Aufgabe des Spieler ist es nun entweder auf der Seite der Sowjets endgültig die
Vereinigten Staaten in die Knie zu zwingen, wobei auf die erwähnten neuen Waffen
zurückgegriffen werden kann oder aber den Angriff der Russen auf der Seite der USA
abzuwehren.
Um die gewählte Seite endgültig zum Sieg zu führen, müssen eine Reihe von
Missionen durchspielt werden. Dabei wird die Anzahl der zur Verfügung stehenden Waffen
und Einheiten von Mission zu Mission erweitert. Zu jeder Mission gibt es einleitend ein
Briefing in Form einer Filmsequenz, das den Spieler über die bevorstehende Aufgabe
aufklärt.
Die Ziele der einzelnen Missionen sind weit gesteckt. Von purer Zerstörung
aller Einheiten über taktisches Handeln und das Befreien von Geiseln ist Abwechslung
garantiert.
Um Anfängern den Einstieg ins Siel zu erleichtern, wurde ein sog. Trainingscamp
eingerichtet. Für Kenner der C&C-Reihe ist dieses Camp eine kleine Übung und für Neulinge
eine sehr gute Methode um erste Erfahrungen mit der Steuerung zu sammeln.
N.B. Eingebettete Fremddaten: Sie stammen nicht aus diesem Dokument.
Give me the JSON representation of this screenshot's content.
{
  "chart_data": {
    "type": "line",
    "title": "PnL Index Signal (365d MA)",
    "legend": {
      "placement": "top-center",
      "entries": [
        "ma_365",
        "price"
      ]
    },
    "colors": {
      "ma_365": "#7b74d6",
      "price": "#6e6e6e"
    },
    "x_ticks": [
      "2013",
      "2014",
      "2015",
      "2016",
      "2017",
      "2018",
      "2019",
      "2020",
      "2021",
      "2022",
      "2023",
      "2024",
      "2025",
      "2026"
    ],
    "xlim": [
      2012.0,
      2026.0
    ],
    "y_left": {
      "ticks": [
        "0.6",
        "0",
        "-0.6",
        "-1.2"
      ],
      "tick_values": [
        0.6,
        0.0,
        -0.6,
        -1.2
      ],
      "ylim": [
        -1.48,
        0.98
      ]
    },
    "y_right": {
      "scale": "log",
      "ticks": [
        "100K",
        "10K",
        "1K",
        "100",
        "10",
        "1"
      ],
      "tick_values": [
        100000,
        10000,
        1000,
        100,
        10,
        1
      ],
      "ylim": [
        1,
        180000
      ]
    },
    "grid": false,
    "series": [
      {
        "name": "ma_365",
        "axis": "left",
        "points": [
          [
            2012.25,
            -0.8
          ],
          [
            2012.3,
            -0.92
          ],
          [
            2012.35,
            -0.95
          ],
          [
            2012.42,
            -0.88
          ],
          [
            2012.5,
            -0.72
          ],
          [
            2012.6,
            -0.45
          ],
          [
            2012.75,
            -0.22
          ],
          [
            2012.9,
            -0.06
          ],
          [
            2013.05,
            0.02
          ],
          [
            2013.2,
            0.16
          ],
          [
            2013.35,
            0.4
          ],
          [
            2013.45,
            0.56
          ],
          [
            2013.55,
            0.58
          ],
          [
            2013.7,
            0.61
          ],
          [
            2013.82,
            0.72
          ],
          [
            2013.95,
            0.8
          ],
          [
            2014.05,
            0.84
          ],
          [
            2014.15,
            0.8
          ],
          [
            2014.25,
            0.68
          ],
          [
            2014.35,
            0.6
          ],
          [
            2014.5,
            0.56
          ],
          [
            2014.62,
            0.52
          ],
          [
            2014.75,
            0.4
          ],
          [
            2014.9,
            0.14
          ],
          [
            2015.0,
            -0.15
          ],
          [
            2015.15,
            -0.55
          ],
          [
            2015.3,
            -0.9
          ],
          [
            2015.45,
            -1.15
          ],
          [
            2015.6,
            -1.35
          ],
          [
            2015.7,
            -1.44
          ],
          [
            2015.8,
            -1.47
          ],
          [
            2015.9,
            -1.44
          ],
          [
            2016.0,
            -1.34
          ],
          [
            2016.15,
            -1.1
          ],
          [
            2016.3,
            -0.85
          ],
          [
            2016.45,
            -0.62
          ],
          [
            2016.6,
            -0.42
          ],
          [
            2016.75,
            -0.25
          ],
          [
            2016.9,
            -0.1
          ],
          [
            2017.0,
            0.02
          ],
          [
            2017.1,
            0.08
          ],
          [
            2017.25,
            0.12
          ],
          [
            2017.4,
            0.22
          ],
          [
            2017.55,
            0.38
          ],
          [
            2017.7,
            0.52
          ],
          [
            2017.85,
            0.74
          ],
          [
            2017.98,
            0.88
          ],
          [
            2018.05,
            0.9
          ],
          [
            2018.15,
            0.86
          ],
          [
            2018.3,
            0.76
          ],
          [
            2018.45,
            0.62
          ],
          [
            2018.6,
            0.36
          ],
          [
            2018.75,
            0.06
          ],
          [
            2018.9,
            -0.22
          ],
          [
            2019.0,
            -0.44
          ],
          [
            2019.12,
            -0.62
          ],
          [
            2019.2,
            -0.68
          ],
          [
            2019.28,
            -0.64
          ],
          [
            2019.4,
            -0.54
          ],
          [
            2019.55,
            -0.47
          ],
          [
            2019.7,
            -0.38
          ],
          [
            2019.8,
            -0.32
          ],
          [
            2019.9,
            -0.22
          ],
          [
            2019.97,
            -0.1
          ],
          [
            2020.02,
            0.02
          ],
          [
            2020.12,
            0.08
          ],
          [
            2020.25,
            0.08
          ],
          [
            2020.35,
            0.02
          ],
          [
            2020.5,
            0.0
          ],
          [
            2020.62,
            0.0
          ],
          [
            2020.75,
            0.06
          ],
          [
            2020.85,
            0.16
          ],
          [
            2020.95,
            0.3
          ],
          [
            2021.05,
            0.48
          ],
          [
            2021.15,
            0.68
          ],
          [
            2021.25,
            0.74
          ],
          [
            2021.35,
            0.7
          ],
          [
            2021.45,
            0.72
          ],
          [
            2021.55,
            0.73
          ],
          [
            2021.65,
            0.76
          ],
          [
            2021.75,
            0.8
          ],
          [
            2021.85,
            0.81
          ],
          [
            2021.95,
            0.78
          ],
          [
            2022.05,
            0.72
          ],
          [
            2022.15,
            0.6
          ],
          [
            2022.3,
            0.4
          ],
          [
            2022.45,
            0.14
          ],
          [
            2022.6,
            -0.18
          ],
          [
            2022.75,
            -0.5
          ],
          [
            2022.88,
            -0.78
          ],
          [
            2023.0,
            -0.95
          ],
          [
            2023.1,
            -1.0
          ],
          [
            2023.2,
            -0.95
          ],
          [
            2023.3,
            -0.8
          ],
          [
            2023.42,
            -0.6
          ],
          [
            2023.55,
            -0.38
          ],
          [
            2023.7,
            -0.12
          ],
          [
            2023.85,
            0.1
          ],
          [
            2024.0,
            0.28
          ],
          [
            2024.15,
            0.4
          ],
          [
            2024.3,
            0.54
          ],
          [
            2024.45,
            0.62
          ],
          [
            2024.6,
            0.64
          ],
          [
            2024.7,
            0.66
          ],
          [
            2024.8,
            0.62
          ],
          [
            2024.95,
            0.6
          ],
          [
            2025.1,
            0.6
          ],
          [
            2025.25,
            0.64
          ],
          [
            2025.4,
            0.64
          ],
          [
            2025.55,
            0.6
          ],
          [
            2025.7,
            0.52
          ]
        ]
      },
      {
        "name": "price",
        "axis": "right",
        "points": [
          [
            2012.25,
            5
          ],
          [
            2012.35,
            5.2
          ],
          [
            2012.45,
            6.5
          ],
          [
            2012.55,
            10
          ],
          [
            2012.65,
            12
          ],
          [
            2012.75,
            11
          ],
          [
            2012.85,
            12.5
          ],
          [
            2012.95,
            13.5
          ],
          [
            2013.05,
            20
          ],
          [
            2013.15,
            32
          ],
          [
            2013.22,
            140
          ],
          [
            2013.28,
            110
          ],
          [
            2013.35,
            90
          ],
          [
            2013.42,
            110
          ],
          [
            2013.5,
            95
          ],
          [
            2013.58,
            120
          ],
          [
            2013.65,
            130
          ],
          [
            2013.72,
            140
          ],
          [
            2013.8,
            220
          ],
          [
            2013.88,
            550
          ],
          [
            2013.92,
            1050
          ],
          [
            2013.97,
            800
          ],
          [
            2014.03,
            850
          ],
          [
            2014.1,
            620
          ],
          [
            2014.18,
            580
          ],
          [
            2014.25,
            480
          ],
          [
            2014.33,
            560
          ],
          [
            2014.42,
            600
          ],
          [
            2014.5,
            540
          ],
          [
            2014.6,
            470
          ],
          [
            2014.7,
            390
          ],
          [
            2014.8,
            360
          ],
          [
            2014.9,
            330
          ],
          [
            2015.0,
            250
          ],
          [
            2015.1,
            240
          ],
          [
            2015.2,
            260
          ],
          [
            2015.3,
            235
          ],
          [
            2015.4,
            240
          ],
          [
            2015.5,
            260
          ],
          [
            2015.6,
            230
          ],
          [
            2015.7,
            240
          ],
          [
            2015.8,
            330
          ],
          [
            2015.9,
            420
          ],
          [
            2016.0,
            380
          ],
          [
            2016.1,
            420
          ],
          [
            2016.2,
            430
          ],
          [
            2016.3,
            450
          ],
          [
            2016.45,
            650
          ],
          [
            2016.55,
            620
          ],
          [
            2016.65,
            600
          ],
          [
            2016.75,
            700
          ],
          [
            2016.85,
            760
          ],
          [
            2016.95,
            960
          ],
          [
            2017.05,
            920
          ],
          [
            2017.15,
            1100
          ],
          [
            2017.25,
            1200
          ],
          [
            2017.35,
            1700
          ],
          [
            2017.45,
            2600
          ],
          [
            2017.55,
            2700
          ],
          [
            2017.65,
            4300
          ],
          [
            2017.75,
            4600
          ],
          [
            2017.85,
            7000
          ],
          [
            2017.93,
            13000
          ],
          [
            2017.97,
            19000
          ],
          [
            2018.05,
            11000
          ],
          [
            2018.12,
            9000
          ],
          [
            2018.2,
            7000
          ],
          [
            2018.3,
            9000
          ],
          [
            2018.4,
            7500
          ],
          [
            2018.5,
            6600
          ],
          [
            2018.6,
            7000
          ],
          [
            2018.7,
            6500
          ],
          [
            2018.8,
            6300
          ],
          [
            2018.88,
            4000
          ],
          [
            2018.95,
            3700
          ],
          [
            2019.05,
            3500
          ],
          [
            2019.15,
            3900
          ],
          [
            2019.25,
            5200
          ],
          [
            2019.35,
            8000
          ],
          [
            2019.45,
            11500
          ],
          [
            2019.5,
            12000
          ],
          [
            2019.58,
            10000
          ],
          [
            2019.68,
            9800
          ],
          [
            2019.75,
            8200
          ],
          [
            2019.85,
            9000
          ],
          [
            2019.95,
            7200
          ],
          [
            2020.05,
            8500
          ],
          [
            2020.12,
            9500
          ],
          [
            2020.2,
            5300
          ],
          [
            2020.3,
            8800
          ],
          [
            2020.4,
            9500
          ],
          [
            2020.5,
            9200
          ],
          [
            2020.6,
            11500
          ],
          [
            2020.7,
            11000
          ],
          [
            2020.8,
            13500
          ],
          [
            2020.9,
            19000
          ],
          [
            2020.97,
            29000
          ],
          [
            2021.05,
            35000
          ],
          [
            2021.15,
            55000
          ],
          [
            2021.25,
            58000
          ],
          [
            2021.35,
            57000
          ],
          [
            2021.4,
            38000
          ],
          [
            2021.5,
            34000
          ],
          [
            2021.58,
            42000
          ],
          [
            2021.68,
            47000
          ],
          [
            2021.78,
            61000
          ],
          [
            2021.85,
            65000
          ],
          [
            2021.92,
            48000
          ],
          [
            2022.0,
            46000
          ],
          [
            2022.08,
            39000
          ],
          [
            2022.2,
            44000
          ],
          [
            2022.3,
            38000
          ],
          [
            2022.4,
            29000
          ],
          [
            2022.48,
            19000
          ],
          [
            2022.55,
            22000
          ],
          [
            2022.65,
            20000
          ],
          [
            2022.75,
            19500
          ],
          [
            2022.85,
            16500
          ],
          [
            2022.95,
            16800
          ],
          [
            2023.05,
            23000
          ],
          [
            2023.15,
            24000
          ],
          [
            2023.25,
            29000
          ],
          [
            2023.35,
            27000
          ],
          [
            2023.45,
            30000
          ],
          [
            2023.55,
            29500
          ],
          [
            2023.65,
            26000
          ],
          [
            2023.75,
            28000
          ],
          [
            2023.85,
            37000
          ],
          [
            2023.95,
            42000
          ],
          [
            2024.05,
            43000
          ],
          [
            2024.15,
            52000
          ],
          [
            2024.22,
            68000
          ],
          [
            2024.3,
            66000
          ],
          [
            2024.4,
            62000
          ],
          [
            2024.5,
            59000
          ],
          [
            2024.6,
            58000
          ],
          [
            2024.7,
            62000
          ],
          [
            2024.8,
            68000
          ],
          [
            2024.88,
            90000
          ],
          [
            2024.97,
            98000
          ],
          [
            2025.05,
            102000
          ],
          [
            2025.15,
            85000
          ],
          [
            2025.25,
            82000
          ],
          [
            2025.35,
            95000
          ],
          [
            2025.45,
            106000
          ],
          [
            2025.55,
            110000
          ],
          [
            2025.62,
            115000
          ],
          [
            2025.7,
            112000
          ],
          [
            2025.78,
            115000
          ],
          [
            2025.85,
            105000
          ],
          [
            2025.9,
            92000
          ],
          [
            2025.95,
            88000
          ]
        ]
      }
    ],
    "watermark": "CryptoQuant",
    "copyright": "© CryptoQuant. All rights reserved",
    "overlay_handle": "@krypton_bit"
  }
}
Bei Alarmstufe Rot 2 stehen neben den Missionen auch noch ein Netzwerkmodus für zwei
bis acht Spieler wie auch ein Internet Modus für zwei bis vier Spieler zur Verfügung.
Hier kann ebenfalls die Spielseite gewählt werden, ebenso kann die Verwendung von "Superwaffen"
bestimmt und das Spielziel festgelegt werden.
Ferner
ist es auch möglich, im Multiplayer Modus alleine gegen eine einstellbare Anzahl von
Computergegnern zu spielen.
Damit im Multiplayer Modus nicht die Karten ausgehen, liefert Westwood neben den bereits
fertigen Karten einen Karteneditor mit und stellt im Internet mehrere Map Packs zum
Download bereit.

In allen Spielvarianten sieht man das Spielfeld von schräg oben und lässt sich in alle
Richtungen scrollen. Meist ist der größte Teil der Karte schwarz überdeckt, der erst
sichtbar wird, wenn man mit einer Einheit in den abgedunkelten Bereich fährt.
Im angesprochenen Multiplayer Modus sowie bei den meisten Missionen des Singleplayer Modus
muß jeder Spieler eine Basis aufbauen. Dazu steht
von Anfang an ein bestimmter Betrag an Credits zur Verfügung.
Jede Einheit, jedes Gebäude und jedes
Fahrzeug kostet eine gewisse Anzahl von Credits, wobei man seinen Reichtum durch sog.
Erzsammler erweitern muß/kann. Diese Erzsammler fahren immer von der Basis zu einem
Erzfeld. Dort wird gesammelt, was das Zeug hält, bevor er wieder zurück zur Basis fährt.
Da die Credits erst dann gutgeschrieben werden, wenn der Sammler das Erz in der
Erzraffinerie abgeladen hat, ist der Sammelr immer ein beliebtes Angriffsziehl.

Je nach Art des gerade
errichteten Gebäudes hat man neue oder erweiterte Technologien für die Waffenproduktion
zur Verfügung.
Die Einheiten lassen sich bequem per Maus steuern, wobei manche Einheiten gewisse
Doppelfunktionen haben können (z.B. Infanterie der Alliierten, die sich bei Doppelklick
eingraben kann).
Auch das Interagieren zwischen zwei Einheiten ist möglich, wobei dies
allerdings wiederum nur gewisse Einheiten beherrschen (wie soll auch ein großer Panzer
mit einem Flugzeugträger???).
Damit dem Red Alert 2 - Vergnügen nichts mehr im Wege steht werden folgende
Systemanforderungen gestellt:
|
Prozessor | P II 266 MHz |
Speicher | 64 MB Ram |
Festplatte | 350 MB |
CD-Rom | 4fach |
Grafik | 2MB |
Netzwerk | IPX- oder TCP/IP-kompatibel |
Betriebssystem | Windows 95/98/2000/NT |
Internet | 56,6 Modem |
|
Für Multiplayer-Spiele wird mindestens ein P II mit 450 MHz und 128 MB Ram benötigt.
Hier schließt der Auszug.